Instituto jurídico procesal que adquiere una alta relevancia en el proceso, debido a que: “la finalidad de la prueba en el proceso judicial es la averiguación de la verdad sobre lo ocurrido (…), Finalidad que, a su vez, se divide en la necesidad de una doble garantía: asegurar que todos los infractores del derecho sean sancionados y que solo ellos lo sean.

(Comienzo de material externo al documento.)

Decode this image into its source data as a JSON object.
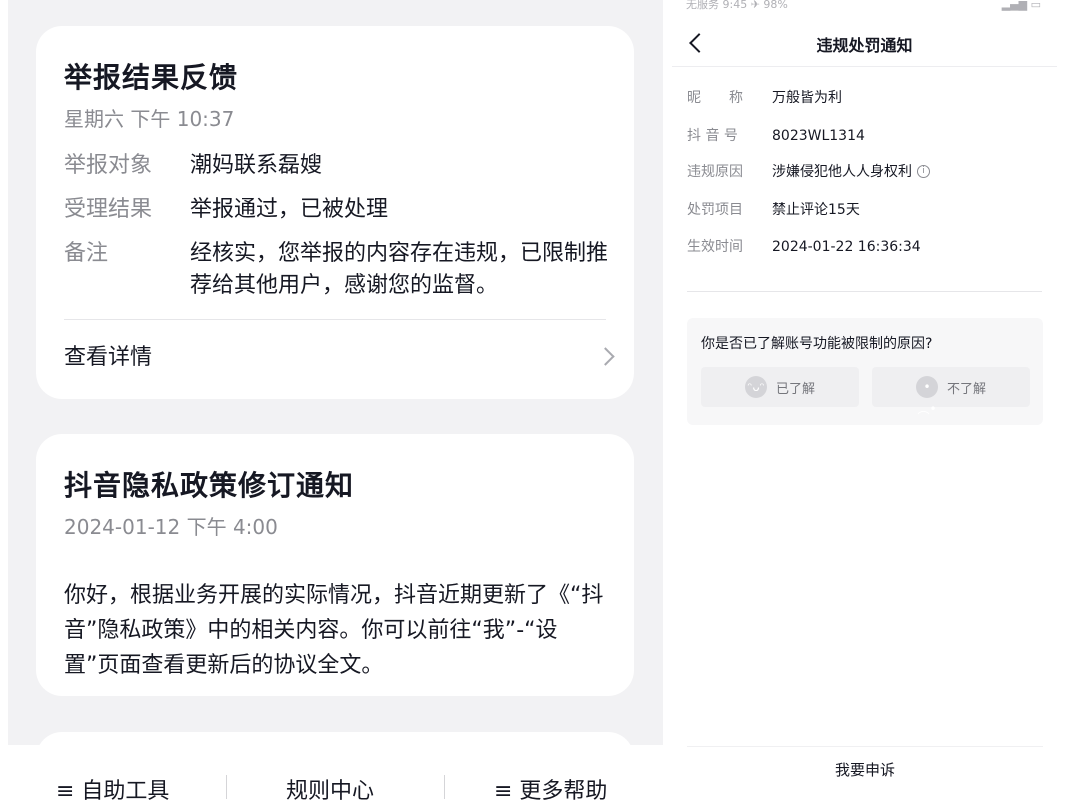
{
  "left": {
    "report_card": {
      "title": "举报结果反馈",
      "time": "星期六 下午 10:37",
      "rows": [
        {
          "key": "举报对象",
          "value": "潮妈联系磊嫂"
        },
        {
          "key": "受理结果",
          "value": "举报通过，已被处理"
        },
        {
          "key": "备注",
          "value": "经核实，您举报的内容存在违规，已限制推荐给其他用户，感谢您的监督。"
        }
      ],
      "detail_label": "查看详情"
    },
    "policy_card": {
      "title": "抖音隐私政策修订通知",
      "time": "2024-01-12 下午 4:00",
      "body": "你好，根据业务开展的实际情况，抖音近期更新了《“抖音”隐私政策》中的相关内容。你可以前往“我”-“设置”页面查看更新后的协议全文。"
    },
    "bottom_bar": {
      "items": [
        "≡ 自助工具",
        "规则中心",
        "≡ 更多帮助"
      ]
    }
  },
  "right": {
    "status_bar": {
      "left": "无服务 9:45 ✈ 98%",
      "right": "▂▄▆ ▭"
    },
    "nav": {
      "title": "违规处罚通知"
    },
    "info": [
      {
        "key": "昵　　称",
        "value": "万般皆为利"
      },
      {
        "key": "抖 音 号",
        "value": "8023WL1314"
      },
      {
        "key": "违规原因",
        "value": "涉嫌侵犯他人人身权利"
      },
      {
        "key": "处罚项目",
        "value": "禁止评论15天"
      },
      {
        "key": "生效时间",
        "value": "2024-01-22 16:36:34"
      }
    ],
    "survey": {
      "question": "你是否已了解账号功能被限制的原因?",
      "yes_label": "已了解",
      "no_label": "不了解"
    },
    "appeal_label": "我要申诉"
  },
  "icons": {
    "back": "chevron-left-icon",
    "detail": "chevron-right-icon",
    "info": "info-circle-icon",
    "happy": "happy-face-icon",
    "sad": "sad-face-icon"
  },
  "colors": {
    "background_gray": "#f2f2f4",
    "text_primary": "#161823",
    "text_secondary": "#8a8b91"
  }
}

Y esto supone, evidentemente, la necesidad de que lo que se declare probado en el proceso coincida con la verdad de lo ocurrido; esto es, que los enunciados declarados probados sean verdaderos y los enunciados falsos no se declaren probados”. (Vázquez Carmen, estándares de prueba y prueba científica, gestión 2013, pág. 22).
Sobre esa base, se puede señalar que ante la impugnación de errónea valoración de la prueba (ya sea por error de hecho o por error de derecho), es decir, incorrecta aplicación de los anteriores criterios en la fundamentación del Auto de Vista, es el Tribunal Supremo el encargado de verificar si los argumentos y conclusiones de las resoluciones de instancia reúnen los requisitos para ser considerados lógicos, esto es, que no contengan afirmaciones falsas, incoherentes o irracionales, lo que se podrá verificar haciendo un análisis respecto de la valoración de la prueba, contrastando justamente con las señaladas leyes del pensamiento humano, luego, si este Tribunal encuentra que se ha quebrantado estas leyes, es decir, existe errónea aplicación de la ley adjetiva o sustantiva en dicha apreciación por inadecuada valoración de la prueba por parte del Juez o Tribunal de Alzada, corresponderá enmendar tal situación, ello en resguardo de los principios de unidad, comunidad, concentración, contradicción, verdad material, entre otros, que son rectores del proceso civil y a los que están sometidas las pruebas para el resultado final de resolución.